# Georgia Shark Fishing



## emanuel

This needs to be put in a Georgia board, but since we don't have one yet, I'll put here. I went down to St. Simon's island this afternnon on a scouting trip and found a little tackle shop with pictures from the nearby pier of sharks they catch of it. Unlike other places up and down the coast, they actually have shark fishing that is somewhat encouraged and completely legal. One picture was of a 12' lemon shark someone had caught last summer. Also a great spot for trout, reds, and tarpon too.

I'll post some info on the spot when I get the chance, but it's something you folks might want to look into. Good people at the tackle shop and they want me to put their website on the board as soon as they get it up and running. 

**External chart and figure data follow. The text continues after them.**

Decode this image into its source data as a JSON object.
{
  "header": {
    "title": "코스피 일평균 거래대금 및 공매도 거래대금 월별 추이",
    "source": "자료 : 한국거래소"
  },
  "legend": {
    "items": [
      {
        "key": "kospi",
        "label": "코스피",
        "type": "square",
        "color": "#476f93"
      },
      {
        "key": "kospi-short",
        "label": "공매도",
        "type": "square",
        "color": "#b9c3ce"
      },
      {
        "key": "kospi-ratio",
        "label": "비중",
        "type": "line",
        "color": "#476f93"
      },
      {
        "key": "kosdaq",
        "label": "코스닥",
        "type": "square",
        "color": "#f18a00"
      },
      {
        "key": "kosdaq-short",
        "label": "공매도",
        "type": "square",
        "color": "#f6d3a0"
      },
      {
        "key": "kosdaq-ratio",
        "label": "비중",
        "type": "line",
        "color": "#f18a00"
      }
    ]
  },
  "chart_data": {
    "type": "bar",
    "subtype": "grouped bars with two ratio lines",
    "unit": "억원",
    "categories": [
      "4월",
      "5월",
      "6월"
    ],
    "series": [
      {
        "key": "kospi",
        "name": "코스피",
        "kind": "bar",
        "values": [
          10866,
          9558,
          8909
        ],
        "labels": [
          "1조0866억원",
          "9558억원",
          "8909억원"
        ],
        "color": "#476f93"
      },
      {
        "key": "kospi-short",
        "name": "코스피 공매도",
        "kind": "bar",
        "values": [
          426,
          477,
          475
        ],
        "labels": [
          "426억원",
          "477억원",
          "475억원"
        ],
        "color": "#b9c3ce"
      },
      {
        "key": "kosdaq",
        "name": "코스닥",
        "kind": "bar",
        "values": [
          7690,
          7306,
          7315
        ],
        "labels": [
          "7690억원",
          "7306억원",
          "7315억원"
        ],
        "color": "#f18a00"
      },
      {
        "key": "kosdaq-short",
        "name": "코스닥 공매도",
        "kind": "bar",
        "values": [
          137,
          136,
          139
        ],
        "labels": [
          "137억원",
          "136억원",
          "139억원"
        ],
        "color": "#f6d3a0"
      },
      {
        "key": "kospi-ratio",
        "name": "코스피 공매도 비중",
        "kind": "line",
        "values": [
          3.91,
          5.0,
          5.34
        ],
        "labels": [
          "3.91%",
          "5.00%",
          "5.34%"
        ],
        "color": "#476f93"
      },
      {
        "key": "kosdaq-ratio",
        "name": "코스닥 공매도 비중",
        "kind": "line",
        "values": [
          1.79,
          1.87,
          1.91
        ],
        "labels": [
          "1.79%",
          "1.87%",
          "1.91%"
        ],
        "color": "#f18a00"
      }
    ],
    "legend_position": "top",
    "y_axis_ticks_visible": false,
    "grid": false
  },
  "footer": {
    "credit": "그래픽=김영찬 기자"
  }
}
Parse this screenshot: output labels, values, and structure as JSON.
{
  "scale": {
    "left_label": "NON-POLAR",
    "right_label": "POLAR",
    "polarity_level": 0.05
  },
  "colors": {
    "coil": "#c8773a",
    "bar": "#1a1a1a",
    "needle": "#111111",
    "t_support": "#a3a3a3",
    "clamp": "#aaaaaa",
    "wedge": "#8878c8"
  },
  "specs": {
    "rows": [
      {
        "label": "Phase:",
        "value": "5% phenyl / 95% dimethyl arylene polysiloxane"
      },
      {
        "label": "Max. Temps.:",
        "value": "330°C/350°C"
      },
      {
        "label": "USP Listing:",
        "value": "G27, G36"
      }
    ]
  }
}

Can't wait until spring...


----------



## sharkbite

Thanks for the info emanuel! Been looking for a good place to go shark fishing  About how far of a drive is it from Myrtle Beach? 


Tight Lines


Tim


----------



## emanuel

I'd say it's a good 5 hours down the coast from Myrtle Beach, and about a little more than an hour from Savannah where I am now. It's really cool down there, and the shark pictures were incredible. Bull, lemon, dusky, sand, sharpnose, blacktip, bonnetheads, hammerheads, and some big stingrays also. There are also some huge black drum caught there in the spring.


----------



## fishnkid

emanuel i think i might check this place out sometime when im down there. Me you and my uncle should go.


----------



## emanuel

Sounds like a plan.


----------



## Power Fisherman

There is a place called Jeckle Isle. Guys named allraound fishin and rail roader have landed some big sharks over there.

Deaver


----------



## cutbait91

Once i get a new truck im gonna have to make the trip i have been looking for some good tarpon fishing thats probably the closest place to here i can find it


----------



## George

If that bait shop is the one in the village near the pier it is called St. Simons Bait and Tackle. Mike and Trish are the owners and are great folks. They will let you know what is biting and where. It's a win/win situation. You catch fish and buy stuff from them. And their prices are not inflated.


----------



## saltysurf

The best place here in Geogia that I know to catch sharks is right off the surf at Jekyll Island 50 feet out is a strong current that fish love to use as a speedway to speed up their persuit of food. I watched a guy fishing for them that was indian from this area and fishes for them daily for his ritauls in his heritage. I didnt have the wieght to sit in that current but I did catch a 1 foot black tip with a shrimp on my 15 lb rig. As far as I know this is the only place in georgia to catch shark. plus many other targeted fish. If the beach is not what you want then they have two piers to fish from as well. One on the north side and one right next to the entrance and exit of the Island. Here in georgia all out staters need is a georgia fishing license I believe but you would have to look at the regs for that. I know for sure that the little pier right next to the ramp is a great place for flounder and sheeps head you can cast right under the bridge and right next to the pilings hope this helps I know I will be down there alot this summer!


----------



## firefighter5765

*Tybee*

My 11 yo (10 at the time) daughter reeled in a 31 1/2 inch SSC americam spotted shark off Tybee last summer. After a call to he GDNR guys they said it was a keep so we took it home,cut it into 1" slabs and grilled it in a honey mustard glaze...mmmm good eats. Now she want me to take her back to catch another one, maybe we'll check out Jekyl Island this time out.


----------